Votum en groet NLB 217:1,3,5 (De dag gaat open) Gebed DNPs 67:1-3 (God, geef genade, geef uw zegen) (3e keer ook 'refrein') T: Mt 25:14-30 Kindermoment (filmpje Monique) Preek Sela: Jezus' liefde voor mij (eerste regel: Dank u mijn Vader voor al uw genade) OTH 268 en HH87 Gebedspunten en Mededelingen Gebed Ps 66:5 (Ik kom met gaven in mijn handen) Collecte Zegen

Geliefde gemeente van onze Heer Jezus Christus,

Die man die op reis gaat verdeelt al zijn bezit over 3 knechten.
Eentje krijgt 5 talent, eentje 2, en de laatste krijgt er 1.
Een talent is een gewichtsmaat.
Ergens tussen de 26 tot 30 kilo.
En dan van een waardevol materiaal.
Kon goud zijn, of zoals hier, zilver.
Een talent is 6000 denarii.
En een denarius was het loon voor een dag.
Dus 1 talent is het loon voor 6000 dagen; dat is meer dan 16 jaar.

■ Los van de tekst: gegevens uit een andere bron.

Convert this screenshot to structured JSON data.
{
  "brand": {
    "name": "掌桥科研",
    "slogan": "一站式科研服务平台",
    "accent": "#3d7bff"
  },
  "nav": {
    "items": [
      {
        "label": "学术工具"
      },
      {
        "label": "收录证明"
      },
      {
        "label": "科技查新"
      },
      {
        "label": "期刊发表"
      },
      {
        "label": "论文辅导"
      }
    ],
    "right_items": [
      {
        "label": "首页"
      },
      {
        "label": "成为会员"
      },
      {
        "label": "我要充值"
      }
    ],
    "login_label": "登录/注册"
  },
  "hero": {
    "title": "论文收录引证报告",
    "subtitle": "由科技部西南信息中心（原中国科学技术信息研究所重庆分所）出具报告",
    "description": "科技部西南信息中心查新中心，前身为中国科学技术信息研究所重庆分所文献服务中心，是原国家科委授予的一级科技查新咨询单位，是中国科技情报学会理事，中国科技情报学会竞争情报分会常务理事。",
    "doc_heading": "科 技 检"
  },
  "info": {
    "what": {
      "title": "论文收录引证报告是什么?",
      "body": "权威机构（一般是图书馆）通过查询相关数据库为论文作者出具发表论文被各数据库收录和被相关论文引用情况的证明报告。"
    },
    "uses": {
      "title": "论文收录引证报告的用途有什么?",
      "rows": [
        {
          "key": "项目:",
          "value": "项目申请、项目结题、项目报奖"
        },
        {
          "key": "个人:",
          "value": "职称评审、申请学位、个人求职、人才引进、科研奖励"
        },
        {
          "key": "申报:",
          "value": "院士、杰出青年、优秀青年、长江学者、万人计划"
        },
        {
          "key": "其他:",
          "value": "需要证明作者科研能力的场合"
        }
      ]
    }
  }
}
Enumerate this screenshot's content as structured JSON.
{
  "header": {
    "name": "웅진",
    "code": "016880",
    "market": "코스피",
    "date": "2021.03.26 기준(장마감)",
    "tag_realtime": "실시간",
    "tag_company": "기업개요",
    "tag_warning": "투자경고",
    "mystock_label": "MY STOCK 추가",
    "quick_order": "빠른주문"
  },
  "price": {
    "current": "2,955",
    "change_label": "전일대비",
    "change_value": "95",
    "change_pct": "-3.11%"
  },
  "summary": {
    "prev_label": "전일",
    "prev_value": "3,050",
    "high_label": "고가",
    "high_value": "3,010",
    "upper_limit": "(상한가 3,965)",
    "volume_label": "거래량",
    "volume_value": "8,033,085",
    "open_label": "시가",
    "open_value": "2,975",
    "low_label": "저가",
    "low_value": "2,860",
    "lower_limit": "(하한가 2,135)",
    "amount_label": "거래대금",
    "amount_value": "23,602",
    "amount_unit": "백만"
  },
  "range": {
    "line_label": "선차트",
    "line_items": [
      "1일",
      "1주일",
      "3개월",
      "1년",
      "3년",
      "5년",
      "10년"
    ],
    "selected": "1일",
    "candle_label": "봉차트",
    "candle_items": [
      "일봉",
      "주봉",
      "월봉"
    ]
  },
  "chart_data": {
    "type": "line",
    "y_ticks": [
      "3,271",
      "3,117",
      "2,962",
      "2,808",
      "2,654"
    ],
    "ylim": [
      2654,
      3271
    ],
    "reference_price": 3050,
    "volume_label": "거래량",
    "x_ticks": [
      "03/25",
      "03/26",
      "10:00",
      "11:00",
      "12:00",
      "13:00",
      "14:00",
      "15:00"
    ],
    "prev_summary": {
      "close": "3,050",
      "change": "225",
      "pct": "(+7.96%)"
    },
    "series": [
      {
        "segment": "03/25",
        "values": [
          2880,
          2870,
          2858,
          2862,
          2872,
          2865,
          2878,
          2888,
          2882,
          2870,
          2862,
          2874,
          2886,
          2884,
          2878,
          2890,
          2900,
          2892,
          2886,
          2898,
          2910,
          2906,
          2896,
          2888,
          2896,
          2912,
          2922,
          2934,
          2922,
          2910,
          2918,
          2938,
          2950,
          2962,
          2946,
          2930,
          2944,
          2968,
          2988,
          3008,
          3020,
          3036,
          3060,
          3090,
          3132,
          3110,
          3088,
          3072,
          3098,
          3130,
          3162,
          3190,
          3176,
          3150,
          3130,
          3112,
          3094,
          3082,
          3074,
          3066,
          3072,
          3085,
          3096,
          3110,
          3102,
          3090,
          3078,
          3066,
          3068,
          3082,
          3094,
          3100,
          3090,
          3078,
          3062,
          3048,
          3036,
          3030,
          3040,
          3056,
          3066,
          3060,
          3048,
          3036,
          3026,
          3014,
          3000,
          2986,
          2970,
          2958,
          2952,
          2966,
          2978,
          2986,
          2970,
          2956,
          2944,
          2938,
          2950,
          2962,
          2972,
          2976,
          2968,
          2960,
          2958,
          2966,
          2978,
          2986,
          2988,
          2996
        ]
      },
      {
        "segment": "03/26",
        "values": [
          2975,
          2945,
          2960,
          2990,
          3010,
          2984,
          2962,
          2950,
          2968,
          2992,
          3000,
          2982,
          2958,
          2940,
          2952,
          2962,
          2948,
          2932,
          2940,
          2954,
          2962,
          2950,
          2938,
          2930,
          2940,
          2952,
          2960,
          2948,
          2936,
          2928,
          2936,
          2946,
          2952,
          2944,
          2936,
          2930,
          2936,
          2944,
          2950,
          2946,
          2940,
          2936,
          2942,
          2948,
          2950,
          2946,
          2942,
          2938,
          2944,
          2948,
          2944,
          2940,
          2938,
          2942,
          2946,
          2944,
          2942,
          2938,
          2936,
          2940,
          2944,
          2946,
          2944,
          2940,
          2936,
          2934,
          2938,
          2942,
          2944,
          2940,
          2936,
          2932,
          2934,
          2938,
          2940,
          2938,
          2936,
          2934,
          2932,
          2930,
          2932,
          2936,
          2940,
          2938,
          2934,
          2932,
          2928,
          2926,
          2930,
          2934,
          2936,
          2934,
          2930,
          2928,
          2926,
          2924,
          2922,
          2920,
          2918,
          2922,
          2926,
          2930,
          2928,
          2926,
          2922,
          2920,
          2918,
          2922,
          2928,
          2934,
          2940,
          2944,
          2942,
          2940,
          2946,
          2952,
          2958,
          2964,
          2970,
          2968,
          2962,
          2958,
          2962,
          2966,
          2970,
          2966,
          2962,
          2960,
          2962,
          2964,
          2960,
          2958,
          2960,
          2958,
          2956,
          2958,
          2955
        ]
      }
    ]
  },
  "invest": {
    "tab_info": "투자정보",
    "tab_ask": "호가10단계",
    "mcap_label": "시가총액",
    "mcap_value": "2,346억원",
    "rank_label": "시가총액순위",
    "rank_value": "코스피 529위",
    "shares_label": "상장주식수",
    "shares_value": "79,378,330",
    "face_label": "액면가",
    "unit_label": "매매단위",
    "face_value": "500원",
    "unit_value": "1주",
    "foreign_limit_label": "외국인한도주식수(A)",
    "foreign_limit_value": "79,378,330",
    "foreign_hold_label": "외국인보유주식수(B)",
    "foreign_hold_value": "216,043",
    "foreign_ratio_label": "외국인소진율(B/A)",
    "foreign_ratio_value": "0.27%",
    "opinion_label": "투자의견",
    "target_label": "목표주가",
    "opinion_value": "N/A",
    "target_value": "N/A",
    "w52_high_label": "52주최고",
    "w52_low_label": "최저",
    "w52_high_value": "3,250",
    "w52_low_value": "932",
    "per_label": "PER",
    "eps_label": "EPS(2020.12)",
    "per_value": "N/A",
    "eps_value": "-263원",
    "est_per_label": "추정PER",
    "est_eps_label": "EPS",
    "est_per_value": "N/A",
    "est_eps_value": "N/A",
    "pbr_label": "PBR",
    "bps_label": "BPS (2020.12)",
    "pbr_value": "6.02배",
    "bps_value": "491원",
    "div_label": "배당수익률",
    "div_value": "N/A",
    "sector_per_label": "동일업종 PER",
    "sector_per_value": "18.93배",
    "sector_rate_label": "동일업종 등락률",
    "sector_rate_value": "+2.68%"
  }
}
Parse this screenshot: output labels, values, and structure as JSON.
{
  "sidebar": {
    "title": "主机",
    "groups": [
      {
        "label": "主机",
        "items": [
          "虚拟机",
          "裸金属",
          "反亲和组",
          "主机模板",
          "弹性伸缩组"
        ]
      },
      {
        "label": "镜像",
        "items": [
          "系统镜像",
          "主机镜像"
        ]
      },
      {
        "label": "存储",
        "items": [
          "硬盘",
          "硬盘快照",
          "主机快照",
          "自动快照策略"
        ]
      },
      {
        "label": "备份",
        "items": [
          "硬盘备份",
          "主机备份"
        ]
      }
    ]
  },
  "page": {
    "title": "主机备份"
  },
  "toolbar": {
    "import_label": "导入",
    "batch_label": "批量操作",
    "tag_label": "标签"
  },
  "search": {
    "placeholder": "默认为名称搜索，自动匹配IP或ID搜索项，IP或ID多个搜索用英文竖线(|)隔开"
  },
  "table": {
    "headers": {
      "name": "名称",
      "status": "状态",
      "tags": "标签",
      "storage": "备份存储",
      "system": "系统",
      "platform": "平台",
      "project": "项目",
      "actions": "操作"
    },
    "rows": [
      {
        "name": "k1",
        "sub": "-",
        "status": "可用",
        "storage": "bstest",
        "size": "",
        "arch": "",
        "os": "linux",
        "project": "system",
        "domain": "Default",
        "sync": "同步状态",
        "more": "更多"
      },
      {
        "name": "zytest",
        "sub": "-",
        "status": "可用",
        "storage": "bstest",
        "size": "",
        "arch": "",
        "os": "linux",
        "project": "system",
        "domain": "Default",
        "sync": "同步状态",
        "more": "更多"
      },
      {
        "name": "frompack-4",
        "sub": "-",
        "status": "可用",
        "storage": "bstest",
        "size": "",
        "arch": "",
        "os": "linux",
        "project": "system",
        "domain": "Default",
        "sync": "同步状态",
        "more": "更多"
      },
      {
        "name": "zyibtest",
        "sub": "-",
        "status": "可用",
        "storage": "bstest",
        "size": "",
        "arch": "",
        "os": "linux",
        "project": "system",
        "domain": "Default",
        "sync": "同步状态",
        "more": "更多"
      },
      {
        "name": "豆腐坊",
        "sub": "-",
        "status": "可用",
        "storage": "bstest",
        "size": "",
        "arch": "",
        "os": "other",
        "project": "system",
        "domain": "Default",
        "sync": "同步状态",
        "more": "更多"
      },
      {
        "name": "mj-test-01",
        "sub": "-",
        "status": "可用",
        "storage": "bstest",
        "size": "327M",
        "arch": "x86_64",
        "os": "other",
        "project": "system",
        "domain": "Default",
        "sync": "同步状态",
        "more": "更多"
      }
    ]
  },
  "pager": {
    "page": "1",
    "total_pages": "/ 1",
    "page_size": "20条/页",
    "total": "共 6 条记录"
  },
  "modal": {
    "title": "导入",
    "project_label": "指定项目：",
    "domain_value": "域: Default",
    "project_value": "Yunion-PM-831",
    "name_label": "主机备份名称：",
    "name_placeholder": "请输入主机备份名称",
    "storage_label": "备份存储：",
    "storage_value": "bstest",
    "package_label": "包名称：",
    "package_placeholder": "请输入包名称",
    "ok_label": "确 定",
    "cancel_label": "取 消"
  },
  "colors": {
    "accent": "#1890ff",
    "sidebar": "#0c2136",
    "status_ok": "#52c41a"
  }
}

Ze krijgen dus super veel toevertrouwd.
Wat doe je met zo’n fortuin?
Daar gaat Jezus’ gelijkenis over. Wat doen ze ermee?
En als wij die vraag aan onszelf willen stellen,
moeten we nagaan wat Jezus bedoelt met dat talent.
Waar is dat een beeld van?


Als kind vond ik dit geen fijne gelijkenis.
School was voor mij niet erg uitdagend, het ging me best makkelijk af.
Daarom deed ik niet zo heel erg mijn best.
Want ik vond dat het wel goed genoeg ging.
Toen is een keer tegen mij gezegd,
dat ik niet moest zijn als die 3e knecht,
die zijn talent onder de grond verstopte, en er niets mee deed.

Nu had ik dat misschien wel nodig om te horen.
Maar toch zit er iets in, dat het niet snel genoeg is.
En omdat de gelijkenis ook gaat, over wat die knechten voor God doen,
zit er iets in, dat het voor Gód niet snel voldoende is.
Anders is die heer ontevreden. Je moet dus presteren!
Misschien herken je dat wel:
Dat je denkt dat God van jou het uiterste verwacht.
Alleen een topprestatie is voldoende…
Het God is niet snel genoeg.
En ja, als je goed je best doet krijg je een complimentje.
“Voortreffelijk, je bent een goede en betrouwbare dienaar.”
Je krijgt er zelfs een beloning voor:
God stelt die goede en betrouwbare dienaren aan over veel meer.
Je wordt zelfs uitgenodigd bij het feestmaal van je Heer.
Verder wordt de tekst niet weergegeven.